Le trumpisme comme crash test pour la démocratie
Frein suisse à l'immigration, Brexit, élections américaines: cette série de réactions à la globalisation constituent un test pour les démocraties occidentales. L'étonnante accession de Donald Trump à la Maison Blanche est le signal le plus clair d'une révolte anti-establishment qui secoue les démocraties des deux côtés de l'Atlantique.
Le vote qui a permis de propulser le magnat de l’immobilier à la présidence des États-Unis reflète une réaction profonde envers les marchés et les frontières ouvertes. Des millions d’ouvriers et de travailleurs blancs en colère pointent la mondialisation et le multiculturalisme, comme causes de leur mauvais sort.
«Il y a quelques parallèles avec la Suisse. Les perdants de la mondialisation ont trouvé quelqu’un qui les écoute», déclare Wolf Linder, politologue et ancien directeur de l’Institut de science politique de l’Université de Berne. «Trump séduit les perdants de la mondialisation aux États-Unis, comme l’UDC le fait en Suisse, estime le professeur. C’est un phénomène qui touche toutes les pays européens.»
La campagne populiste et polarisante de Trump – un outsider dans son propre parti politique – reflète une polarisation politique croissante qui traduit un rejet des classes politiques traditionnelles.
Son vœu de secouer l’establishment fait écho aux propos des candidats populistes dans des pays européens comme la Suisse, l’Autriche, la France, la Hongrie, la Pologne et la Suède, où le populisme a gagné malgré des conditions économiquement stables.
Écouter les gens
Les élites européennes et américaines sont coupées des travailleurs, selon Wolf Linder, parce qu’elles sont «trop liées à la grande industrie et aux secteurs qui ont profité de la migration».
Défenseur de la démocratie directe, Wolf Linder ajoute: «Tant que les élites dirigeantes ne compenseront pas les pertes de la mondialisation, restera un potentiel de protestation qui ira grandissant. Et je pense que la situation est très semblable dans de nombreux pays industrialisés et démocratiques. L’image ou la réputation de la démocratie libérale en en train de souffrir.»
En Suisse par exemple, le vote de février 2014 favorable à l’introduction de quotas pour les migrants en provenance de l’Union européenne met en péril non seulement un accord de longue date avec Bruxelles pour garantir la liberté de circulation, mais met aussi en péril les nombreux secteurs économiques suisses qui ont besoin d’employés étrangers.
«Le problème est que tous ces partis d’extrême droite et populistes soulèvent tous les problèmes, mais sans apporter de solutions», estime Wolf Linder.

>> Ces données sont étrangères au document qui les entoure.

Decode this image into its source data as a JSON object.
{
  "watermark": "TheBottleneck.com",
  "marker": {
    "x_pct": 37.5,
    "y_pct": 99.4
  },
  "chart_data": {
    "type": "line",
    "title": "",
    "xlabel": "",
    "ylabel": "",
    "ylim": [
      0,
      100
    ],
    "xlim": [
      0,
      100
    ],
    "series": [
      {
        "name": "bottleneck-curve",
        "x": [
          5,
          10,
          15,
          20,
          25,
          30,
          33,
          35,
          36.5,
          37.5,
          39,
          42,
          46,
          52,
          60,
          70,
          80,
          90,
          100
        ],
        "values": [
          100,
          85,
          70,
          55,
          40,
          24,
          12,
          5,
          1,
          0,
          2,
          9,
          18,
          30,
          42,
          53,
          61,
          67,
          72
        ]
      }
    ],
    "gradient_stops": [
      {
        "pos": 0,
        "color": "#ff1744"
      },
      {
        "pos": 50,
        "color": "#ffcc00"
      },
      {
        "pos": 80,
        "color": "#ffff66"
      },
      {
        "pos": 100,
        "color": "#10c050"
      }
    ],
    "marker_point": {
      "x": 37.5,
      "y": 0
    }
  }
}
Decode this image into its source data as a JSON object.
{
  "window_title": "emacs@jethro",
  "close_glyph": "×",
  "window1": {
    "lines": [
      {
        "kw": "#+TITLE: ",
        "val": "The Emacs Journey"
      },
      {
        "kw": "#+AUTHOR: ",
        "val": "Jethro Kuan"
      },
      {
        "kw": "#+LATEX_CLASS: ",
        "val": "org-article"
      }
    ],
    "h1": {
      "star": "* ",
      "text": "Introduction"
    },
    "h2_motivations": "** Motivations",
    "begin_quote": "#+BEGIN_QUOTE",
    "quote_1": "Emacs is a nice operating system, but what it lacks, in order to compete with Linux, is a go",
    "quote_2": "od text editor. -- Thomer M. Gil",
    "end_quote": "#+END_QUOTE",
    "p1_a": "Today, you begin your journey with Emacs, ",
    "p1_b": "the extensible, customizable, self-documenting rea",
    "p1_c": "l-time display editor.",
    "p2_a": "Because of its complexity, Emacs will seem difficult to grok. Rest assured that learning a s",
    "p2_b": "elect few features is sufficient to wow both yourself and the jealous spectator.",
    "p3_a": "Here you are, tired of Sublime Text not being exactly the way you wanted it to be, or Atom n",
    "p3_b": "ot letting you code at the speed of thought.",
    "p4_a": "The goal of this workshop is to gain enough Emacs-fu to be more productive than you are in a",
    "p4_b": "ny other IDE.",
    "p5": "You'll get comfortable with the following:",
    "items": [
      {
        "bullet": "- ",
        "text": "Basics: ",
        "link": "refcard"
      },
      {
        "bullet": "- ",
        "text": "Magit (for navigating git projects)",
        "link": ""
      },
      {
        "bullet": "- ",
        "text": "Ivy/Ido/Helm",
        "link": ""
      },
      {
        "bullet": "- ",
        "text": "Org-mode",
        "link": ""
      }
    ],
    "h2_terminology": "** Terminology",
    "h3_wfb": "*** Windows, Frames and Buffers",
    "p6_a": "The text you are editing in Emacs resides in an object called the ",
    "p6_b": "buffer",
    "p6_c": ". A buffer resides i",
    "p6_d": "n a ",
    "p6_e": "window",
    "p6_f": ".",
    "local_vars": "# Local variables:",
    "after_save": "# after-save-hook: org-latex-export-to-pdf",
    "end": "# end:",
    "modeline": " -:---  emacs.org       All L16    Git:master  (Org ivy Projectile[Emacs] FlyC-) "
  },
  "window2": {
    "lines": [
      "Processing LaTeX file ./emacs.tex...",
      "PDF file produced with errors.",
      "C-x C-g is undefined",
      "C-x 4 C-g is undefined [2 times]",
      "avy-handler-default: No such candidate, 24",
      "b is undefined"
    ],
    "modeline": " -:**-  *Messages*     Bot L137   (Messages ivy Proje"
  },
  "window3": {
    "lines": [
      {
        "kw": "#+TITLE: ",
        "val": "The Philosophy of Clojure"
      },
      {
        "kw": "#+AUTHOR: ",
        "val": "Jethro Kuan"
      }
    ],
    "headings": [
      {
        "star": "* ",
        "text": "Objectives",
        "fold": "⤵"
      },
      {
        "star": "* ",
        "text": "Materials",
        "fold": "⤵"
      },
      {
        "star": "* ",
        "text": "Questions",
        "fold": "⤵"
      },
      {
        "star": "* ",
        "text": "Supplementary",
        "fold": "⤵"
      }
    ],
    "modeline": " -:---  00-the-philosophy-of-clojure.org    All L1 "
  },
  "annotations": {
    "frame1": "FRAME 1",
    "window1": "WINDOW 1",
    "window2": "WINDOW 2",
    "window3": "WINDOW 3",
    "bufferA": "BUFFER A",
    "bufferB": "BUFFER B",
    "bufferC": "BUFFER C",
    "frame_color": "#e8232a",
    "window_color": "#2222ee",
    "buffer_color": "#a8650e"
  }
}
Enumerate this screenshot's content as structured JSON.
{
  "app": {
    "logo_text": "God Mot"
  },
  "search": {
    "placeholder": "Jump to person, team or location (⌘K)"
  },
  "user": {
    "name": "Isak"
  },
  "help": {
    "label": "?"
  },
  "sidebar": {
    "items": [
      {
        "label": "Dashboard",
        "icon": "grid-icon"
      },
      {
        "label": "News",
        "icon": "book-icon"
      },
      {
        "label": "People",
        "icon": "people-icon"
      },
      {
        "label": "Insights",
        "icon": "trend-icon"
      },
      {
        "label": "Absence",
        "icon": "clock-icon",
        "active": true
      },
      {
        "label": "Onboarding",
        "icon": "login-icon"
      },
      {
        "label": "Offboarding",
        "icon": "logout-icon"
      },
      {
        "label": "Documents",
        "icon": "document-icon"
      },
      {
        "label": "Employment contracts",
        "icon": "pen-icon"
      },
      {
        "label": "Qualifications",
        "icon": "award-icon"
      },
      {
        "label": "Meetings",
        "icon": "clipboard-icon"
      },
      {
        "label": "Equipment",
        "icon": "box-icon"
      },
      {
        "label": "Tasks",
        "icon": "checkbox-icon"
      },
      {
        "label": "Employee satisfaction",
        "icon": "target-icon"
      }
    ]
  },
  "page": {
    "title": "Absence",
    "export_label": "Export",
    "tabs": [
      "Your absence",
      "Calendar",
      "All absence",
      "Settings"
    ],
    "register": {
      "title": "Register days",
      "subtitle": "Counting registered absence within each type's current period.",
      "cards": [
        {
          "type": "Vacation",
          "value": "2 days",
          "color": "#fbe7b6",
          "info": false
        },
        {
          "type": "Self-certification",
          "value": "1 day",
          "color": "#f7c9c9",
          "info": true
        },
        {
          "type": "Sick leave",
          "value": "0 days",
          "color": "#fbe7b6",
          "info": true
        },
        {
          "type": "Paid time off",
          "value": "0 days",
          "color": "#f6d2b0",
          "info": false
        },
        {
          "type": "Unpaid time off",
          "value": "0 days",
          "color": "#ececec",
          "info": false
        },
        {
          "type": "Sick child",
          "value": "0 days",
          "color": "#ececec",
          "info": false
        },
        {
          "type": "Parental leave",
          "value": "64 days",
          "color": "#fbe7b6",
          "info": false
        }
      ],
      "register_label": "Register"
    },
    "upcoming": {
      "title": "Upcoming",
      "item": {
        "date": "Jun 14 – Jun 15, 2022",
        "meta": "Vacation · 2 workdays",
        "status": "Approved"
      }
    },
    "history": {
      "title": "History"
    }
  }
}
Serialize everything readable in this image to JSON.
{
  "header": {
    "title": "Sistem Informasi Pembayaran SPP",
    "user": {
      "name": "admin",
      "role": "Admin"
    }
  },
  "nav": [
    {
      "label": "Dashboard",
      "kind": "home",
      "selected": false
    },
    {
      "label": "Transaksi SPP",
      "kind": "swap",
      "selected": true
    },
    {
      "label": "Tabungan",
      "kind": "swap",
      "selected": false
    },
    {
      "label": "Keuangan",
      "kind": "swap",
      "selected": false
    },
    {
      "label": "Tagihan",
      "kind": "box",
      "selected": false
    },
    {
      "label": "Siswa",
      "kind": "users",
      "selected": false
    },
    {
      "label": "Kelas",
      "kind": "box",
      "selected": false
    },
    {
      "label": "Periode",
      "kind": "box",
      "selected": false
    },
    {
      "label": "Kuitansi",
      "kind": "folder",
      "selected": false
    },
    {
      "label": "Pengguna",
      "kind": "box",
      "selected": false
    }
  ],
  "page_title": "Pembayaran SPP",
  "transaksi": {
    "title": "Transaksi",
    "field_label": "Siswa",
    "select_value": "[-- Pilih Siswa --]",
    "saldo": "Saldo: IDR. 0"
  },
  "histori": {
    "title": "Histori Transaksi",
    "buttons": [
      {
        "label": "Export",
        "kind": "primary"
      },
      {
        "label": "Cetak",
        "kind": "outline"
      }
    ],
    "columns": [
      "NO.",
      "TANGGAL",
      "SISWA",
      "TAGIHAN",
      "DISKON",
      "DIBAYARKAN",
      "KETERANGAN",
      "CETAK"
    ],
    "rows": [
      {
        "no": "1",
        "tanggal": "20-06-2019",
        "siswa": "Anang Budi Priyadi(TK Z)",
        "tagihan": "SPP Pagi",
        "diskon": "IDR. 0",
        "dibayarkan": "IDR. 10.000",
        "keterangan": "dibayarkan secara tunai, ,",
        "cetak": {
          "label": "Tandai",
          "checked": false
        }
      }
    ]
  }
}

Après le vote de 2014, le président de la Confédération a dû faire appel à l’unité nationale et au calme. De même, les dirigeants britanniques ont tenté de contenir les dommages après la décision de la Grande-Bretagne de quitter l’UE.
Complications
Selon un haut responsable des Nations Unies, la démocratie directe peut servir de contrepoids aux gouvernements perçus comme sourds à leurs propres citoyens.
«La démocratie directe est sans aucun doute l’une des méthodes les plus efficaces, fiables et transparentes pour déterminer la volonté du peuple», estime Alfred de Zayas, professeur de droit international américain à Genève et rapporteur spécial de l’ONU pour la promotion de la démocratie et de l’égalité dans les gouvernements.
Cependant, certaines conditions doivent exister pour que ces systèmes réussissent.
Alfred de Zayas estime que les démocraties représentatives – celles basées sur la représentation des citoyens par des élus – ont de plus en plus déçu les électeurs «parce que les parlementaires, une fois élus, consultent rarement leurs électeurs et prennent parfois des décisions clairement contraires aux souhaits exprimés par l’électorat».
L’inverse peut aussi conduire à des problèmes, comme on l’a vu avec le gouvernement suisse et les parlementaires qui cherchent à mettre en œuvre l’initiative anti-immigration, sans casser les accords bilatéraux avec l’UE.
Exemple suisse
Cependant, la fréquence des référendums suisses fournit une «soupape de sûreté» pour se protéger d’une trop grosse pression de mécontentement populaire, selon Alfred de Zayas.
Jürg Steiner, politologue suisse à l’université de Caroline du Nord ajoute: «En Suisse, quatre fois par an, les citoyens peuvent se prononcer sur des questions de fond. Donc si les choses tournent mal, ils ne peuvent pas blâmer l’establishment.
Autre problème: peut-être que les gens ne s’écoutent plus les uns les autres, en partie à cause des médias sociaux qui favorisent l’entre soi.
«Nous avons besoin de plus de délibérations, ce qui signifie que les gens doivent être prêts à écouter les arguments des uns et des autres», estime Jürg Steiner.